La Hija de Martincho

La hija mayor de Martincho era realmente hermosa y toda la población solía estar admirada de sus dotes que la naturaleza le había otorgado. 
Un día, junto con sus amigas, decidió ir al balneario más famoso del poblado. Estando allí, todas se zambulleron al agua y comenzaron a disfrutar acompañado del acostumbrado chismorreo de las chicas.
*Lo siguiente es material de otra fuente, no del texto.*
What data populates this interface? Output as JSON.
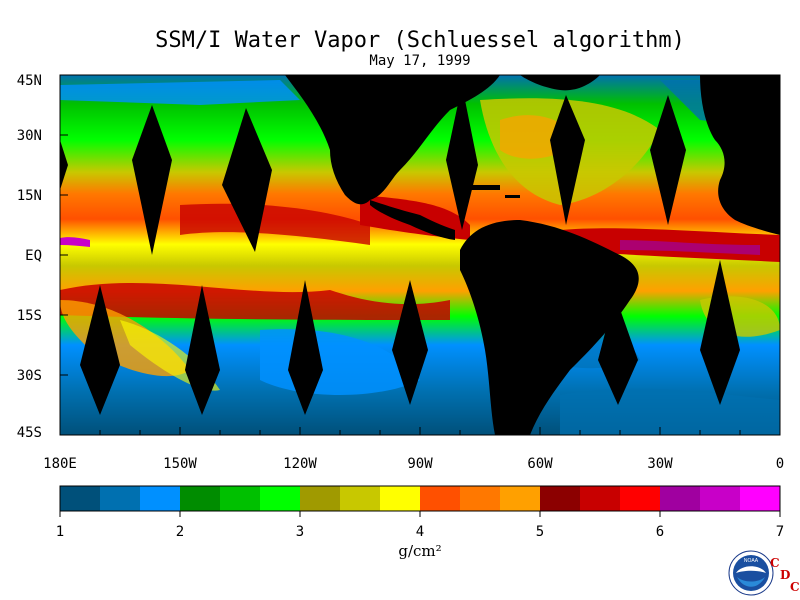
{
  "title": "SSM/I Water Vapor (Schluessel algorithm)",
  "date": "May 17, 1999",
  "lat_labels": [
    "45N",
    "30N",
    "15N",
    "EQ",
    "15S",
    "30S",
    "45S"
  ],
  "lon_labels": [
    "180E",
    "150W",
    "120W",
    "90W",
    "60W",
    "30W",
    "0"
  ],
  "colorbar": {
    "unit": "g/cm²",
    "tick_labels": [
      "1",
      "2",
      "3",
      "4",
      "5",
      "6",
      "7"
    ],
    "colors": [
      "#00507a",
      "#0070b0",
      "#0090ff",
      "#008c00",
      "#00c000",
      "#00ff00",
      "#a09a00",
      "#c8c800",
      "#ffff00",
      "#ff5000",
      "#ff7800",
      "#ffa000",
      "#8c0000",
      "#c80000",
      "#ff0000",
      "#a000a0",
      "#c800c8",
      "#ff00ff"
    ]
  },
  "logo": {
    "text": "NOAA",
    "cdc": [
      "C",
      "D",
      "C"
    ]
  }
}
Entonces, mientras ellas estaban en el agua, fue a su encuentro uno de sus pretendientes –un joven de la familia más reputada y potentada del pueblo. Ella, conforme el muchacho se le dirigía, salió del agua para encontrarse. Él, que era muy guapo, le acompañó hacia los sillones para que ella se secara. Mientras iban, el muchacho le susurró:
– Supongo que hoy podremos hablar, porque debes estar relajada.
Ella contestó:
– ¿Y de qué quieres hablar? ¿De lo de siempre?
Él siguió:
– Sigues arisca como siempre. Sin embargo, sigo soñando que algún día despertarás junto a mí.
Ella replicó:
– Sueñas mucho, pero tú no eres mi tipo.
Él murmuró:
– ¿Por qué no? Somos de la misma clase social.
Ella objetó:
– Eso no tiene nada que ver. El hombre de mi vida será aquel que cumpla los tres requisitos básicos.
Él preguntó:
– ¿Y cuáles son esos tres requisitos?
La hija de Martincho, dijo:
– Que sea feo, fuerte y formal. Y ¿tú? No cumples con ninguno de los requisitos. Te pareces más a un…
 
No hay fealdad sin la belleza, ni tampoco ésta sin la otra.